DavidT DavidT - 7 months ago 14
PHP Question

Purpose of function(data){} in JQuery $.get()

In my MySQL database there is a column for VideoID and VideoCode

I have a PHP function in backend.php that aims to pick the next video in the list as follows:

$VideoID = 0;

function nextvideo(){
global $VideoID;
$VideoID = $VideoID + 1;
$sql = mysql_query("SELECT * FROM Videos WHERE VideoID = '".$VideoID."'");
$result = mysql_fetch_array($sql);
return $result[2];
}

$VideoCode = nextvideo();


I then have the
$VideoCode
variable
echo
in my front end file inside a url that gives the embedded video.
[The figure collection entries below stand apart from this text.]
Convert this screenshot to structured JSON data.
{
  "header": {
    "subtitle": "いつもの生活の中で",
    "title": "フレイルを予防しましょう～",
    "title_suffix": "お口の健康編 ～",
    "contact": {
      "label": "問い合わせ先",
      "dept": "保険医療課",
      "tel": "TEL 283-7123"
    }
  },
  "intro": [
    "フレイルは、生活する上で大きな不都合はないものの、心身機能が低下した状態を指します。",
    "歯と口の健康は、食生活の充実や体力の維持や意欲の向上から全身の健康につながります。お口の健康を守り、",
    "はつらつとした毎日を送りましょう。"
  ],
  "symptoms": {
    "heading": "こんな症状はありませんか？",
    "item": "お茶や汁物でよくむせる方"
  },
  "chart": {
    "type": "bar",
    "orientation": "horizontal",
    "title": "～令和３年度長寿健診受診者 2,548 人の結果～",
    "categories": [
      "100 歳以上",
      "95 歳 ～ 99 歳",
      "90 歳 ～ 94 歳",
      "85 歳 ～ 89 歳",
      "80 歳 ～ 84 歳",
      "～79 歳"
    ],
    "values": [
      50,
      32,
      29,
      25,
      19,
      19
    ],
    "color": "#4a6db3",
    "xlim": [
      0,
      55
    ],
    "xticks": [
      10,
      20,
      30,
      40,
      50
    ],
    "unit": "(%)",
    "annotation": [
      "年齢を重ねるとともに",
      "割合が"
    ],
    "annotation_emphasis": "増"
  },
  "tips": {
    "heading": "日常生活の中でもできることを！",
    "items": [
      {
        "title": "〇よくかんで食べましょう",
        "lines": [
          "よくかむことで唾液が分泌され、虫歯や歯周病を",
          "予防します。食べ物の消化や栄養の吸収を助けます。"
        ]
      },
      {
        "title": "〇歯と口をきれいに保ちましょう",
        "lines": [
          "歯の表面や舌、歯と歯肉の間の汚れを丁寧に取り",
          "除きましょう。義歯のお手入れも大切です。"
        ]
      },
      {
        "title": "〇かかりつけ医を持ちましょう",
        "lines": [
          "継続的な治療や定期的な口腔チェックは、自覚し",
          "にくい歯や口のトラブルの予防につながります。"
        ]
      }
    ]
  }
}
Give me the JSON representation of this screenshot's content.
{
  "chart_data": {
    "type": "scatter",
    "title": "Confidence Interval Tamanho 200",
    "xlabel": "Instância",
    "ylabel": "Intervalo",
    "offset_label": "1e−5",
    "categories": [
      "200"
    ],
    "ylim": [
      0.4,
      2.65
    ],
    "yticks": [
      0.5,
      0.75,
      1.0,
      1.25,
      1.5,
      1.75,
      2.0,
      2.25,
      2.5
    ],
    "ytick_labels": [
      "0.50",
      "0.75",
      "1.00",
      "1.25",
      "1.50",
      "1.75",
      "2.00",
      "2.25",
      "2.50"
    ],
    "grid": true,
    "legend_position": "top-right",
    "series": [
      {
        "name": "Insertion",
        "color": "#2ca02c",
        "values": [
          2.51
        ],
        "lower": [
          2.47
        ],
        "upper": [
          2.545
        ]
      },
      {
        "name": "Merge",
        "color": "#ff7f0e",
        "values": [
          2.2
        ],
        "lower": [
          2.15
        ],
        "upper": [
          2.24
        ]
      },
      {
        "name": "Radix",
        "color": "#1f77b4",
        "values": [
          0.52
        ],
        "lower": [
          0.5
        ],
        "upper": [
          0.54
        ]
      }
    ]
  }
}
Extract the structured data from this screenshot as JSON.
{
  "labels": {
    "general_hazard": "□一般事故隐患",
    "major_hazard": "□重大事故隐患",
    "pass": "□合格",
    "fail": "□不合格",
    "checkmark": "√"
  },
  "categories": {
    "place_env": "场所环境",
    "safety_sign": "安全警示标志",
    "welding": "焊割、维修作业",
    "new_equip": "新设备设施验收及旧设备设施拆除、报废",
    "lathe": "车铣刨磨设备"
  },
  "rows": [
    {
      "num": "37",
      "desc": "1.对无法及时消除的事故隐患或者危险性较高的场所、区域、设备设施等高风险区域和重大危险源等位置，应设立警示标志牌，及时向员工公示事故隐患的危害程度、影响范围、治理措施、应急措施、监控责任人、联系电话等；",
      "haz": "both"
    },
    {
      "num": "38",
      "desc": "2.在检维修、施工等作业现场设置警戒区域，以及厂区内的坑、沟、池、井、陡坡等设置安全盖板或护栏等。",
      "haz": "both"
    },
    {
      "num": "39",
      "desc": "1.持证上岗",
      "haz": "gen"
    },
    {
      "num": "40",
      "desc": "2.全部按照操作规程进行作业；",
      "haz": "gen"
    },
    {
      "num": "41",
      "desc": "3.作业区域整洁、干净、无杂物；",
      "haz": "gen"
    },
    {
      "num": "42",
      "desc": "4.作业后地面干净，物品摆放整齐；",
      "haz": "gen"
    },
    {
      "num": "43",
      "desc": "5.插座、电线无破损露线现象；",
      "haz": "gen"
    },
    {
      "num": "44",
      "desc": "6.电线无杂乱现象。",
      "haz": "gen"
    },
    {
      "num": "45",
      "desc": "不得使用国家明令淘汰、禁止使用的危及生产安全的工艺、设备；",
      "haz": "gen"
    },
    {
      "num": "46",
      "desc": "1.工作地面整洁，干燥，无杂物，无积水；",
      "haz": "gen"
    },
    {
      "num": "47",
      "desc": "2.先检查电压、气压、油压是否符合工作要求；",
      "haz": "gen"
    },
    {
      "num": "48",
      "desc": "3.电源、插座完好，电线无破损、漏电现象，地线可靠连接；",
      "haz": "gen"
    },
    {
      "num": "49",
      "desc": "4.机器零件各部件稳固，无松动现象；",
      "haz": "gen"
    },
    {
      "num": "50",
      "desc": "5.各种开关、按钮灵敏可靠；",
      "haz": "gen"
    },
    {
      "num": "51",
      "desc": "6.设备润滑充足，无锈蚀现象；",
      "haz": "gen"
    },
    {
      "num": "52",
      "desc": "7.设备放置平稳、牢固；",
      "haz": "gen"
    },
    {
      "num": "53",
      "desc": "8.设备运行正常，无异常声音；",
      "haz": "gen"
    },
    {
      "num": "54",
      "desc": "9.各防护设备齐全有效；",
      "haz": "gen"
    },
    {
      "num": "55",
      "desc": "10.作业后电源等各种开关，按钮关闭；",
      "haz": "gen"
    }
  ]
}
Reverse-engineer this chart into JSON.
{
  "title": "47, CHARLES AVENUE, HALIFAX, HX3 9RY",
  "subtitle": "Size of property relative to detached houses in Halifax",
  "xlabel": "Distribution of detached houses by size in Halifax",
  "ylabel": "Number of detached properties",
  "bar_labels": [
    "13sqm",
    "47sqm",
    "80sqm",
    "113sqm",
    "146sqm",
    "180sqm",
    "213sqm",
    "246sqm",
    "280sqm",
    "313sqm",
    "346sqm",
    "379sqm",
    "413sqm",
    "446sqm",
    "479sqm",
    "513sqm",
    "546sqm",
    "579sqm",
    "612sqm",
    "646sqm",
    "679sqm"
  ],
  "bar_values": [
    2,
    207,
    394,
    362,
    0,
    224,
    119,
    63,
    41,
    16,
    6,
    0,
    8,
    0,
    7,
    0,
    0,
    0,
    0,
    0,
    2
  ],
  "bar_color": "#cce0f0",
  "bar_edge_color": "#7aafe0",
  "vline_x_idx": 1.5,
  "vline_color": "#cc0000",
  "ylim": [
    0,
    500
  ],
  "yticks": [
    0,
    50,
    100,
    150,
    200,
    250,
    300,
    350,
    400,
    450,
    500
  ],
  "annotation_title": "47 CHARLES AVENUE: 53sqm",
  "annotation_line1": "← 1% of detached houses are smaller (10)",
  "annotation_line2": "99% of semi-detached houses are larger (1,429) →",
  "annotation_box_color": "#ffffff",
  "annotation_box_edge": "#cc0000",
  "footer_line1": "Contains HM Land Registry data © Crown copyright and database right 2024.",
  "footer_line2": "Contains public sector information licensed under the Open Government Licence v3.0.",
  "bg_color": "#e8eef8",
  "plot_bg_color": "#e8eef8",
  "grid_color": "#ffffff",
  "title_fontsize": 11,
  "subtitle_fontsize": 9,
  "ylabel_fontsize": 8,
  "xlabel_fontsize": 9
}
That is all fine and it works, each time the
nextvideo()
function is called it picks the next
$VideoCode
correctly. However I want to implement a 'next' button that allows the user to effectively call the
nextvideo()
function and therefore load the next video. So I know i need to use AJAX and the
.get()
function but I have no idea how to use it and have tried reading up on it. So far I have this:

<script type="text/javascript">
function next() {
$.get("backend.php", *1*, *2*);
return false;
}
</script>

<a href="#" onclick="next();">Next</a>


I know that after backend.php in the
$.get()
function i need some more info,
*1*
being something to send to the backend file and
*2*
being what to do with the result once its sent back. This is where I am stuck.

Does
*1*
need to be
nextvideo()
because that's the PHP function i wish to call, then
*2*
be something that will refresh the page so that the
$VideoCode
variable is updated and the next video is updated? Reading the documentation i know it needs to look something like:

$.get("test.php", function(data){
alert("Data Loaded: " + data);
});


But what is
function(data)
?

Answer

function(data) is a javascript function which is called when the request completes, passing in the variable data which is the page returned from the server. So in other words, when the request completes the code in that function will be executed and the variable data will contain whatever the server sent back from your request.

What you want to do is something like this

<script type="text/javascript">
  function next() {
     var currentVideoId = $('#videoId').val();
     $.get("backend.php", { videoId: currentVideoId }, function(data) {
        $('#video').html(data); 
        $('#videoId').val($('#videoId').val() + 1);
     });
     return false;
  }
</script>

<a href="#" onclick="next();">Next</a>

Where you have a hidden input field with id videoId which has a value of the current video's id and an element with id video which is the element to be updated with the new video.

Your PHP script would look something like this:

$VideoID = intval($_GET['videoId']) + 1;
$sql = mysql_query("SELECT * FROM Videos WHERE VideoID = '".$VideoID."'");
$result = mysql_fetch_array($sql);
echo $result[2];

This accepts the $_GET variable being passed in by the AJAX function and prints out the video code which is sent to the data variable in the javascript.

Hopefully this helps, if you're still unsure of anything please ask!